Женщины-заключенные помоложе ходили стирать белье, их водили и на другую работу в город, а старушки и не судимые еще, как я, драли пух за длинным деревянным столом в пустой и почти ледяной комнате. Весна в тюрьму проникала медленно. Койка была твердая, ребристая, и дерюжка, которую мне выдали укрываться, — холодная и жесткая. В этом монастыре было два этажа, где сидели мужчины, и вечерами оттуда порой раздавалась неимоверная брань надзирателей, из которых особым зверством отличался некий Зоубек. Отличался он и ненавистью персонально ко мне. В монастыре были подземные ходы, по которым, рассказывали женщины, бродят ночами тени повешенных немок и немцев, и потому так орут надзиратели и визжат заключенные женщины, которых за какой-то проступок, а то и без, волокут туда в карцер...
Когда нас привезли в Писек, следователь на второй же день прочитал нам обвинительный акт, на основании которого Советы потребовали от Чехословакии нашей выдачи. Тут я с ужасом узнала, что мы с мужем «военные преступники», согласно той «красноречивой» советской бумажке, чуть ли не ответственные за весь ход войны и ее начало!
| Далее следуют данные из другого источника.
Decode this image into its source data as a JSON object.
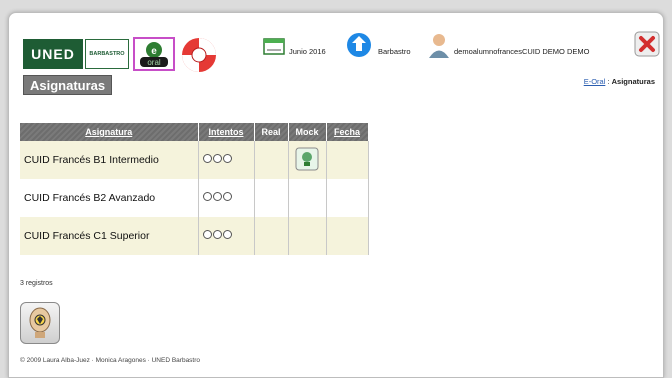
{
  "header": {
    "logo_uned": "UNED",
    "logo_barbastro": "BARBASTRO",
    "logo_eoral": "e-oral",
    "date": "Junio 2016",
    "location": "Barbastro",
    "user": "demoalumnofrancesCUID DEMO DEMO",
    "section_title": "Asignaturas",
    "breadcrumb_link": "E-Oral",
    "breadcrumb_sep": ":",
    "breadcrumb_current": "Asignaturas"
  },
  "table": {
    "columns": [
      "Asignatura",
      "Intentos",
      "Real",
      "Mock",
      "Fecha"
    ],
    "rows": [
      {
        "subject": "CUID Francés B1 Intermedio",
        "attempts_used": 0,
        "attempts_max": 3,
        "has_mock": true
      },
      {
        "subject": "CUID Francés B2 Avanzado",
        "attempts_used": 0,
        "attempts_max": 3,
        "has_mock": false
      },
      {
        "subject": "CUID Francés C1 Superior",
        "attempts_used": 0,
        "attempts_max": 3,
        "has_mock": false
      }
    ],
    "records_count": "3 registros"
  },
  "footer": {
    "credits": "© 2009 Laura Alba-Juez · Monica Aragones · UNED Barbastro"
  },
  "icons": {
    "calendar": "calendar-icon",
    "globe": "globe-icon",
    "user": "user-icon",
    "close": "close-icon",
    "lifebuoy": "lifebuoy-icon",
    "mock": "mock-exam-icon",
    "audio": "audio-head-icon"
  },
  "colors": {
    "header_bg": "#7a7a7a",
    "row_highlight": "#f5f3dc",
    "link": "#2a5db0",
    "close_red": "#d32f2f",
    "uned_green": "#1e5c34"
  }
}
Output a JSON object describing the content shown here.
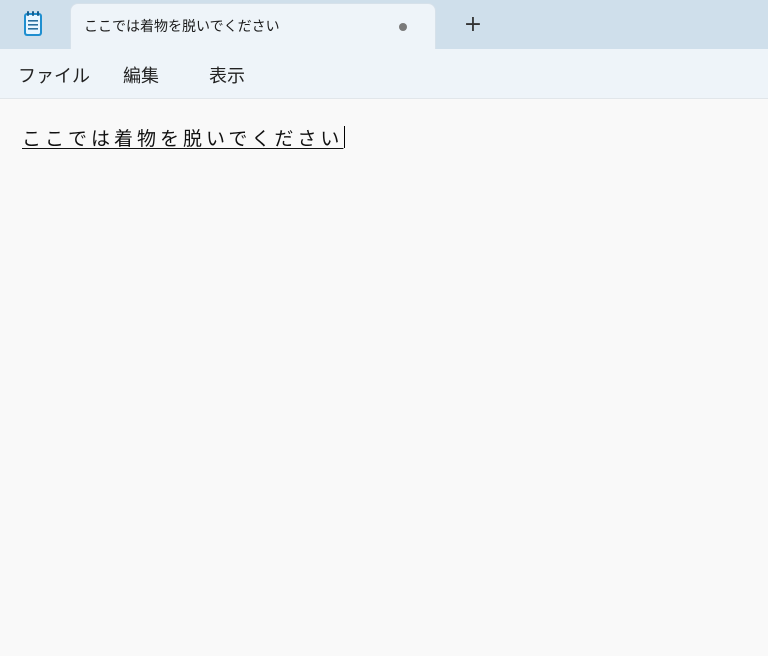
{
  "tab": {
    "title": "ここでは着物を脱いでください",
    "modified_indicator": "unsaved-dot",
    "new_tab_label": "+"
  },
  "app": {
    "icon": "notepad-icon"
  },
  "menu": {
    "file": "ファイル",
    "edit": "編集",
    "view": "表示"
  },
  "editor": {
    "text": "ここでは着物を脱いでください"
  },
  "colors": {
    "tabbar_bg": "#cfdfeb",
    "active_tab_bg": "#eef4f9",
    "editor_bg": "#f9f9f9"
  }
}
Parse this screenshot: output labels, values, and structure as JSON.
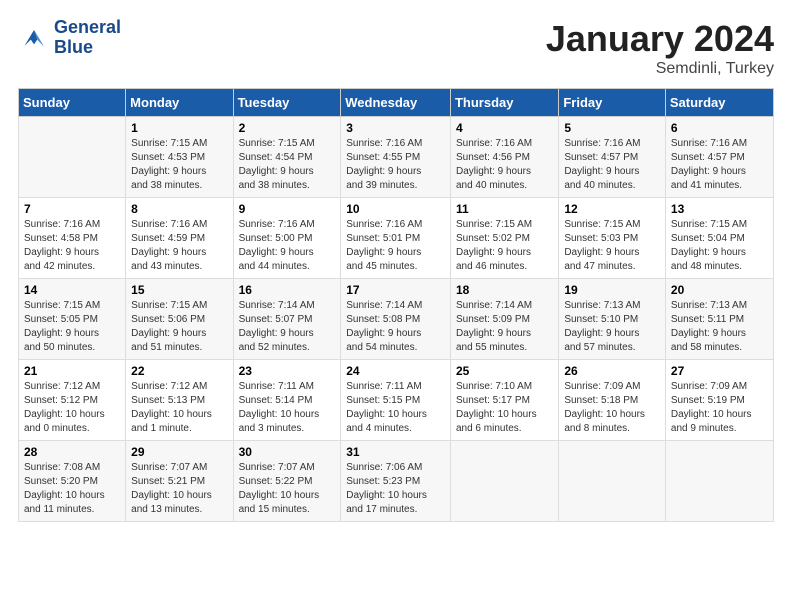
{
  "logo": {
    "line1": "General",
    "line2": "Blue"
  },
  "title": "January 2024",
  "location": "Semdinli, Turkey",
  "header_days": [
    "Sunday",
    "Monday",
    "Tuesday",
    "Wednesday",
    "Thursday",
    "Friday",
    "Saturday"
  ],
  "weeks": [
    [
      {
        "num": "",
        "detail": ""
      },
      {
        "num": "1",
        "detail": "Sunrise: 7:15 AM\nSunset: 4:53 PM\nDaylight: 9 hours\nand 38 minutes."
      },
      {
        "num": "2",
        "detail": "Sunrise: 7:15 AM\nSunset: 4:54 PM\nDaylight: 9 hours\nand 38 minutes."
      },
      {
        "num": "3",
        "detail": "Sunrise: 7:16 AM\nSunset: 4:55 PM\nDaylight: 9 hours\nand 39 minutes."
      },
      {
        "num": "4",
        "detail": "Sunrise: 7:16 AM\nSunset: 4:56 PM\nDaylight: 9 hours\nand 40 minutes."
      },
      {
        "num": "5",
        "detail": "Sunrise: 7:16 AM\nSunset: 4:57 PM\nDaylight: 9 hours\nand 40 minutes."
      },
      {
        "num": "6",
        "detail": "Sunrise: 7:16 AM\nSunset: 4:57 PM\nDaylight: 9 hours\nand 41 minutes."
      }
    ],
    [
      {
        "num": "7",
        "detail": "Sunrise: 7:16 AM\nSunset: 4:58 PM\nDaylight: 9 hours\nand 42 minutes."
      },
      {
        "num": "8",
        "detail": "Sunrise: 7:16 AM\nSunset: 4:59 PM\nDaylight: 9 hours\nand 43 minutes."
      },
      {
        "num": "9",
        "detail": "Sunrise: 7:16 AM\nSunset: 5:00 PM\nDaylight: 9 hours\nand 44 minutes."
      },
      {
        "num": "10",
        "detail": "Sunrise: 7:16 AM\nSunset: 5:01 PM\nDaylight: 9 hours\nand 45 minutes."
      },
      {
        "num": "11",
        "detail": "Sunrise: 7:15 AM\nSunset: 5:02 PM\nDaylight: 9 hours\nand 46 minutes."
      },
      {
        "num": "12",
        "detail": "Sunrise: 7:15 AM\nSunset: 5:03 PM\nDaylight: 9 hours\nand 47 minutes."
      },
      {
        "num": "13",
        "detail": "Sunrise: 7:15 AM\nSunset: 5:04 PM\nDaylight: 9 hours\nand 48 minutes."
      }
    ],
    [
      {
        "num": "14",
        "detail": "Sunrise: 7:15 AM\nSunset: 5:05 PM\nDaylight: 9 hours\nand 50 minutes."
      },
      {
        "num": "15",
        "detail": "Sunrise: 7:15 AM\nSunset: 5:06 PM\nDaylight: 9 hours\nand 51 minutes."
      },
      {
        "num": "16",
        "detail": "Sunrise: 7:14 AM\nSunset: 5:07 PM\nDaylight: 9 hours\nand 52 minutes."
      },
      {
        "num": "17",
        "detail": "Sunrise: 7:14 AM\nSunset: 5:08 PM\nDaylight: 9 hours\nand 54 minutes."
      },
      {
        "num": "18",
        "detail": "Sunrise: 7:14 AM\nSunset: 5:09 PM\nDaylight: 9 hours\nand 55 minutes."
      },
      {
        "num": "19",
        "detail": "Sunrise: 7:13 AM\nSunset: 5:10 PM\nDaylight: 9 hours\nand 57 minutes."
      },
      {
        "num": "20",
        "detail": "Sunrise: 7:13 AM\nSunset: 5:11 PM\nDaylight: 9 hours\nand 58 minutes."
      }
    ],
    [
      {
        "num": "21",
        "detail": "Sunrise: 7:12 AM\nSunset: 5:12 PM\nDaylight: 10 hours\nand 0 minutes."
      },
      {
        "num": "22",
        "detail": "Sunrise: 7:12 AM\nSunset: 5:13 PM\nDaylight: 10 hours\nand 1 minute."
      },
      {
        "num": "23",
        "detail": "Sunrise: 7:11 AM\nSunset: 5:14 PM\nDaylight: 10 hours\nand 3 minutes."
      },
      {
        "num": "24",
        "detail": "Sunrise: 7:11 AM\nSunset: 5:15 PM\nDaylight: 10 hours\nand 4 minutes."
      },
      {
        "num": "25",
        "detail": "Sunrise: 7:10 AM\nSunset: 5:17 PM\nDaylight: 10 hours\nand 6 minutes."
      },
      {
        "num": "26",
        "detail": "Sunrise: 7:09 AM\nSunset: 5:18 PM\nDaylight: 10 hours\nand 8 minutes."
      },
      {
        "num": "27",
        "detail": "Sunrise: 7:09 AM\nSunset: 5:19 PM\nDaylight: 10 hours\nand 9 minutes."
      }
    ],
    [
      {
        "num": "28",
        "detail": "Sunrise: 7:08 AM\nSunset: 5:20 PM\nDaylight: 10 hours\nand 11 minutes."
      },
      {
        "num": "29",
        "detail": "Sunrise: 7:07 AM\nSunset: 5:21 PM\nDaylight: 10 hours\nand 13 minutes."
      },
      {
        "num": "30",
        "detail": "Sunrise: 7:07 AM\nSunset: 5:22 PM\nDaylight: 10 hours\nand 15 minutes."
      },
      {
        "num": "31",
        "detail": "Sunrise: 7:06 AM\nSunset: 5:23 PM\nDaylight: 10 hours\nand 17 minutes."
      },
      {
        "num": "",
        "detail": ""
      },
      {
        "num": "",
        "detail": ""
      },
      {
        "num": "",
        "detail": ""
      }
    ]
  ]
}
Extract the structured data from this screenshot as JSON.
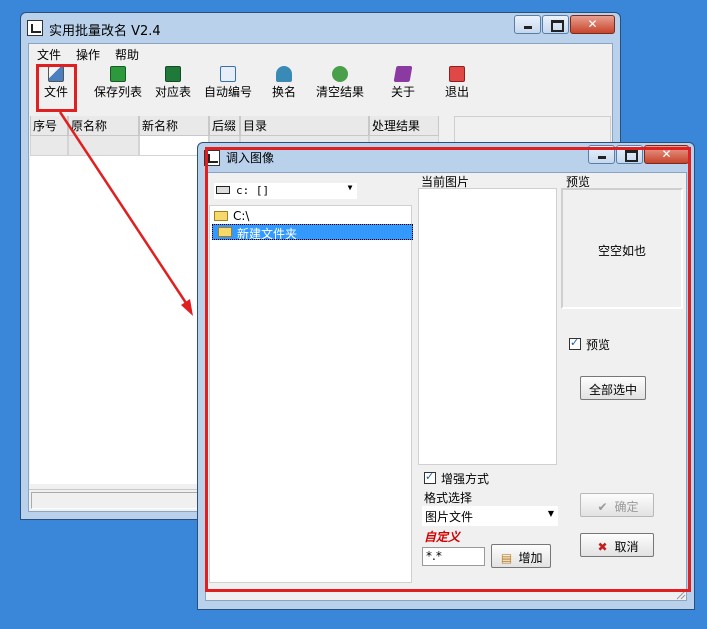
{
  "main_window": {
    "title": "实用批量改名 V2.4",
    "menu": [
      "文件",
      "操作",
      "帮助"
    ],
    "toolbar": [
      {
        "label": "文件",
        "icon": "open-file-icon",
        "color": "#4a7fc0"
      },
      {
        "label": "保存列表",
        "icon": "save-list-icon",
        "color": "#2c9a3c"
      },
      {
        "label": "对应表",
        "icon": "excel-icon",
        "color": "#1f7a3a"
      },
      {
        "label": "自动编号",
        "icon": "ab-numbering-icon",
        "color": "#3a6fb0"
      },
      {
        "label": "换名",
        "icon": "hammer-icon",
        "color": "#3a8ab8"
      },
      {
        "label": "清空结果",
        "icon": "recycle-icon",
        "color": "#4aa04a"
      },
      {
        "label": "关于",
        "icon": "book-icon",
        "color": "#8a3aa0"
      },
      {
        "label": "退出",
        "icon": "exit-icon",
        "color": "#e04848"
      }
    ],
    "columns": [
      "序号",
      "原名称",
      "新名称",
      "后缀",
      "目录",
      "处理结果"
    ]
  },
  "dialog": {
    "title": "调入图像",
    "drive": "c: []",
    "folders": [
      "C:\\",
      "新建文件夹"
    ],
    "current_images_label": "当前图片",
    "preview_label": "预览",
    "preview_empty": "空空如也",
    "preview_checkbox": "预览",
    "enhance_checkbox": "增强方式",
    "format_label": "格式选择",
    "format_value": "图片文件",
    "custom_label": "自定义",
    "ext_value": "*.*",
    "add_button": "增加",
    "select_all_button": "全部选中",
    "ok_button": "确定",
    "cancel_button": "取消"
  },
  "colors": {
    "annotation": "#e02020",
    "selection": "#3399ff",
    "desktop": "#3a86d8"
  }
}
Это было нечто настолько несерьезное, что нельзя было не засмеяться. Выступавшая против гитлеризма всеми средствами, всей силой своего пера, я спокойно смотрела на эту ложь, что бы они на меня ни вешали — написанное мною оставалось документальным свидетельством о моих действиях. Только потом я поняла, что подобные методы они применяют преимущественно по отношению к идейным противникам; к тем, кто помогал немцам уничтожать Белорусов, относились куда более доброжелательно! Доверяли им, ставили в лагерях держимордами, доносчиками... Я написала заявление в область, объясняя, что все это ложь, и если, как заявили Чехи, за нами не было никакой вины по чешским законам, а мы были чешскими гражданами, то как же и зачем выдавать нас чужому государству? Из области мне ответили, что они не компетентны решать этот вопрос, передали полный текст советской телеграммы или телефонограммы о нашей выдаче и посоветовали обратиться в высшую инстанцию, кажется, в верховный суд, что я немедленно же и сделала.